On Fri, Nov 14, 2014 at 08:39:28PM -0500, Stephen Frost wrote:
> * Noah Misch (n...@leadboat.com) wrote:
> > So, if you desire to make this consistent, I recommend using 
> > rolreplication's
> > treatment as the gold standard.  That is to say, when dumping from an older
> > version, set to false any of these role attributes not existing in that
> > version.  Robert's proposal to emit neither NOBYPASSRLS nor BYPASSRLS is a
> > reasonable alternative, though less so for "pg_dumpall --clean".  It would 
> > be
> > defensible to send NOBYPASSRLS under --clean and omit the option otherwise;
> > consider that my second choice.
> 
> I don't see the point in including them for --clean..?  --clean states
> that DROP commands would be added, not that existing roles would be
> adjusted in some way.

It does state that, but note this comment in dumpRoles():

                /*
                 * We dump CREATE ROLE followed by ALTER ROLE to ensure that 
the role
                 * will acquire the right properties even if it already exists 
(ie, it
                 * won't hurt for the CREATE to fail).  This is particularly 
important
                 * for the role we are connected as, since even with --clean we 
will
                 * have failed to drop it.  binary_upgrade cannot generate any 
errors,
                 * so we assume the current role is already created.
                 */

Under --clean, "the right properties" are those the role would have had if the
DROP ROLE had succeeded.  Those are necessarily independent of the pre-DROP
version of the role.  (Otherwise, you potentially get different outcomes
depending on which superuser restored the --clean dump.)

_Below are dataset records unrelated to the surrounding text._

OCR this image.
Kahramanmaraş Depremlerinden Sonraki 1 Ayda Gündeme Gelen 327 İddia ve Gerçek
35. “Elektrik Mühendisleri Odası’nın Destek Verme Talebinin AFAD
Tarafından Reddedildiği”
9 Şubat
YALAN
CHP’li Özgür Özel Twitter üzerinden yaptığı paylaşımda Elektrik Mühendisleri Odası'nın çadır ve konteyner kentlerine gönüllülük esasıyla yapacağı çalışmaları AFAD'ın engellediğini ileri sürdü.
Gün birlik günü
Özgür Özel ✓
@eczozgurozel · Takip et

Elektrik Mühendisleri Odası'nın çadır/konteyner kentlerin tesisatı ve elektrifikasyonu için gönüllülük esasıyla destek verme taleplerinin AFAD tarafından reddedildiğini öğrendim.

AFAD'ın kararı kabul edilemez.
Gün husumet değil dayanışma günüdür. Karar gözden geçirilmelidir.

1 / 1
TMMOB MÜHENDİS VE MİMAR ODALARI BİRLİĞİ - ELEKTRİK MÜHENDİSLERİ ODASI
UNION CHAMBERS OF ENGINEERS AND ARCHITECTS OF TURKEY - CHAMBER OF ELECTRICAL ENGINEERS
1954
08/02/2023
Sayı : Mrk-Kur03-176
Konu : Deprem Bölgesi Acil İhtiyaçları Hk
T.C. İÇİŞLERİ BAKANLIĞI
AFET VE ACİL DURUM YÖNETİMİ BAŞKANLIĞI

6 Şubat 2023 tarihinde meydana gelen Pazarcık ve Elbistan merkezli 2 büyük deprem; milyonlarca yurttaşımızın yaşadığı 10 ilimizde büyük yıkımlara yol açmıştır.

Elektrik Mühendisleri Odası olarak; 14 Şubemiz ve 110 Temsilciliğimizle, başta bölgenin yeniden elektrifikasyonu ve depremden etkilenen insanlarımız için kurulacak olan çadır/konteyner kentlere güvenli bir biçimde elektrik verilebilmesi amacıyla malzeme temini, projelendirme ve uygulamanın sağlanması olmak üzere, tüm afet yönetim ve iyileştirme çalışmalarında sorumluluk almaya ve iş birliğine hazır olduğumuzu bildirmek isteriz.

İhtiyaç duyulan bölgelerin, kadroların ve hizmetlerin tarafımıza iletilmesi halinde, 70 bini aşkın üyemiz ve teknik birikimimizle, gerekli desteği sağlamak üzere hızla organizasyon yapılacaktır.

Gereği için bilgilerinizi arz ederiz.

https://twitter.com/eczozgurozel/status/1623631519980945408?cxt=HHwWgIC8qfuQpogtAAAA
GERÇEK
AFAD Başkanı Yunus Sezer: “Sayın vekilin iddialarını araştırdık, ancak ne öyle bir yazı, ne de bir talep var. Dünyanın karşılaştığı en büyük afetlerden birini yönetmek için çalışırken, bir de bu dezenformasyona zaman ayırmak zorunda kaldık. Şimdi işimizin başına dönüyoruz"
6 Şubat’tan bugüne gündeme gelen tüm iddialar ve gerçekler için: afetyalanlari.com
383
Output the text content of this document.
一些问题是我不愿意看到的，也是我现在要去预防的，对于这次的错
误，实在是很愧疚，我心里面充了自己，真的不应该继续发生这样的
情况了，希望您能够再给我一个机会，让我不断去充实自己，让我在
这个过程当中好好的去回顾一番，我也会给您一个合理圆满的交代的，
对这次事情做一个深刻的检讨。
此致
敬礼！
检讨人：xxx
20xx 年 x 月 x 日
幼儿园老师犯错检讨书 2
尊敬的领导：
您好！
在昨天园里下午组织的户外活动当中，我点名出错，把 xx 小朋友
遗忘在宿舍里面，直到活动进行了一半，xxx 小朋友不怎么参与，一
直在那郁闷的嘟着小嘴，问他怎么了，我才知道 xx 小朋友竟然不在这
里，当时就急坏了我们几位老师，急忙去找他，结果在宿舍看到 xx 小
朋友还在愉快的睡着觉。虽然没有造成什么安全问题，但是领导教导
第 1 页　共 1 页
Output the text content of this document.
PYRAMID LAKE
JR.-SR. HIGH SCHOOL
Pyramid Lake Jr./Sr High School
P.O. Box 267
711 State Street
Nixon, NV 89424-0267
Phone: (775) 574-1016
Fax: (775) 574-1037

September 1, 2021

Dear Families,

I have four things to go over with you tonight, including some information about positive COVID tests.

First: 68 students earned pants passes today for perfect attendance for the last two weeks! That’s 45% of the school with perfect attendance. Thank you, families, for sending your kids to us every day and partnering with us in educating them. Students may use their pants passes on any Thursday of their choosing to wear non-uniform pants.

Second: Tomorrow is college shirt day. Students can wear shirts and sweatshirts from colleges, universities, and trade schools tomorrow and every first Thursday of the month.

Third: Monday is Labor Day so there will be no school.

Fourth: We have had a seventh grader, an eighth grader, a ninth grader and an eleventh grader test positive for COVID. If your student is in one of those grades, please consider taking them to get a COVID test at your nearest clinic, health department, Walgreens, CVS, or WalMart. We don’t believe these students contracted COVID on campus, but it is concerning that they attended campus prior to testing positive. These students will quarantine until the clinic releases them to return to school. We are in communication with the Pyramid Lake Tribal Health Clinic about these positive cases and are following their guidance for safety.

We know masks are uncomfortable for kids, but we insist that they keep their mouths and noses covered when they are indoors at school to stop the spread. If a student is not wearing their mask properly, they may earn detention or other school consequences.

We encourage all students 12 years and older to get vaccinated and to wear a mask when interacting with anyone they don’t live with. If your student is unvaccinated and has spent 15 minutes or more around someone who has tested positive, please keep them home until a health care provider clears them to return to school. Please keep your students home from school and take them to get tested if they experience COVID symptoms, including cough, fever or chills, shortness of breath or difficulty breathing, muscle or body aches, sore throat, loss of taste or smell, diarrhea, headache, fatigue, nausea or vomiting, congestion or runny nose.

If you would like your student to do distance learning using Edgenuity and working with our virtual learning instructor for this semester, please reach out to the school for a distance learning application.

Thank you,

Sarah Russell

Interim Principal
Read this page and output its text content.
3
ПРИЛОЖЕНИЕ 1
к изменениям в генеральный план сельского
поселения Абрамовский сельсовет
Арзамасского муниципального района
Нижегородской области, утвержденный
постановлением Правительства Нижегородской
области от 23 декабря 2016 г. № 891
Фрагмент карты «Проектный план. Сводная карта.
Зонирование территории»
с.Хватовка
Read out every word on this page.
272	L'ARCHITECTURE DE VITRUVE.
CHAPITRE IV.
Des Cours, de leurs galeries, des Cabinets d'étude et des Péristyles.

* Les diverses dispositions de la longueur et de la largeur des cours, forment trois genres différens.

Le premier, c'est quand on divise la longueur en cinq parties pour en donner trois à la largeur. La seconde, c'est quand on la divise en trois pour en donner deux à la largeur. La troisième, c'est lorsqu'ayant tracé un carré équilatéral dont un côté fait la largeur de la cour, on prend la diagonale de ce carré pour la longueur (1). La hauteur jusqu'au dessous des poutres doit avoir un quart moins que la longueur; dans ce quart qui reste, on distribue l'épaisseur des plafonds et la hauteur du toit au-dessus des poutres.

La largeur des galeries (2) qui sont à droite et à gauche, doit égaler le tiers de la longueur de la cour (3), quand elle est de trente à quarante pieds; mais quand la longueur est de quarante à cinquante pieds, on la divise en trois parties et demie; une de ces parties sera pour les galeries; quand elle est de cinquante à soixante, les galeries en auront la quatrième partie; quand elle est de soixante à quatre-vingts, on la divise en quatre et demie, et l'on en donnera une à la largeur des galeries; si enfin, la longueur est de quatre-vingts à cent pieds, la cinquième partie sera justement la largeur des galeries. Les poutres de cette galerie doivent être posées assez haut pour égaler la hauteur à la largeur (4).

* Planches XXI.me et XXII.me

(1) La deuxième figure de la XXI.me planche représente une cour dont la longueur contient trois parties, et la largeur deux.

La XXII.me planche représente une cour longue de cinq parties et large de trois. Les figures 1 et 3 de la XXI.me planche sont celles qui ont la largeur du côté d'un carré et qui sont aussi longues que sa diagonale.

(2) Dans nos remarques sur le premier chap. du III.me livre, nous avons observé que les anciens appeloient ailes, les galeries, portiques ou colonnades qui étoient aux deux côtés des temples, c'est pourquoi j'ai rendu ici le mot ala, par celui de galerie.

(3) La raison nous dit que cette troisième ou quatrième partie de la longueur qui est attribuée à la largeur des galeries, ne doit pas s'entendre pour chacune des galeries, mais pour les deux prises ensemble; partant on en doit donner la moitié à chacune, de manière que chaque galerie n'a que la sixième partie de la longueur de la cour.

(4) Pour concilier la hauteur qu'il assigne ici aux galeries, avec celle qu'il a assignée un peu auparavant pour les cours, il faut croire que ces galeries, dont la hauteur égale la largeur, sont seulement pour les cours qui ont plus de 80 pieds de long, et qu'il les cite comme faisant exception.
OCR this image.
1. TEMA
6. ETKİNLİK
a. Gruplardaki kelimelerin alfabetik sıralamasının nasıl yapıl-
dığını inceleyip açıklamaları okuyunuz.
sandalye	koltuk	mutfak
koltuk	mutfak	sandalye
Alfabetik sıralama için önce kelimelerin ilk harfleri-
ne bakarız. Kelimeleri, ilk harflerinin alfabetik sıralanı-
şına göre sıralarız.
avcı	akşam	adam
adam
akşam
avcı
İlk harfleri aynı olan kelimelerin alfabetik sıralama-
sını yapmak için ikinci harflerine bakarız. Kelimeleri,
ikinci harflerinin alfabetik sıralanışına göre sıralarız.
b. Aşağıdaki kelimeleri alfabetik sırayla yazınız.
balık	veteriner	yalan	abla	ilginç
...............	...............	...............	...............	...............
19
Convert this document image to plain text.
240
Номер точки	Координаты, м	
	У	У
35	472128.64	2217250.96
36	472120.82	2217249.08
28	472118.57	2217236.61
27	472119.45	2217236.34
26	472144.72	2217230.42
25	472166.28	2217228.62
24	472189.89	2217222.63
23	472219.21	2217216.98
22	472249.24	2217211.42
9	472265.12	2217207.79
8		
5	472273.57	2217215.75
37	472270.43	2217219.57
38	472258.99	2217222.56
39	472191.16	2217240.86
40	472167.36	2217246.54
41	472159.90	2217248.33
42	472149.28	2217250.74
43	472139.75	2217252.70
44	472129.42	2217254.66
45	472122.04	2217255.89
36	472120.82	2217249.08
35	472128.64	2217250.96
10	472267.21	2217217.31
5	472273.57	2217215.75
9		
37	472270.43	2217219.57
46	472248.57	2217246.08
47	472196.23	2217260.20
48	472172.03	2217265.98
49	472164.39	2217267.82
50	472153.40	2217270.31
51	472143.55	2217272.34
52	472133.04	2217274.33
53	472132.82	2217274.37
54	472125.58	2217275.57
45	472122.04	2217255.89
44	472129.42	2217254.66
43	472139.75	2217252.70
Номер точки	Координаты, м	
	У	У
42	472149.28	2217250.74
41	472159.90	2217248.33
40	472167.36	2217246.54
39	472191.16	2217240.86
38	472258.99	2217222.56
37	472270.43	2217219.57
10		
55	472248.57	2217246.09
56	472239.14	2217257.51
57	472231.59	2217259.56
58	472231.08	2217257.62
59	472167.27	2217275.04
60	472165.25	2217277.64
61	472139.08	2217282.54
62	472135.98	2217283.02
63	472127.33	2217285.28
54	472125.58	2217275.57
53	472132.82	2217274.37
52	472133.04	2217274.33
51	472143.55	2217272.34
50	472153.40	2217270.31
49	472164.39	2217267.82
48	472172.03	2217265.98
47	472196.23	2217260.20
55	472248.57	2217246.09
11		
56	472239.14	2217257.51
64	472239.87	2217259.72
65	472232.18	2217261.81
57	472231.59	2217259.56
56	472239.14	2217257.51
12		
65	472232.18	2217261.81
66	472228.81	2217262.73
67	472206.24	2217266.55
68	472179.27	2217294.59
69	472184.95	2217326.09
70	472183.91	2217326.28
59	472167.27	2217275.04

> As for using 'always false'- I tend to think Robert actually has it
> better by using the default for users.  Consider rolinherit- that
> defaults to 'true' and while it would technically be more 'safe' to set
> it to false, it wouldn't have matched what we provided under the user /
> group system prior to roles.  Doing this would also reduce clutter in
> pg_dumpall output.

My arguments and conclusion apply only to the permission-like attributes that
are subsets of SUPERUSER.  rolinherit is indeed not in that category.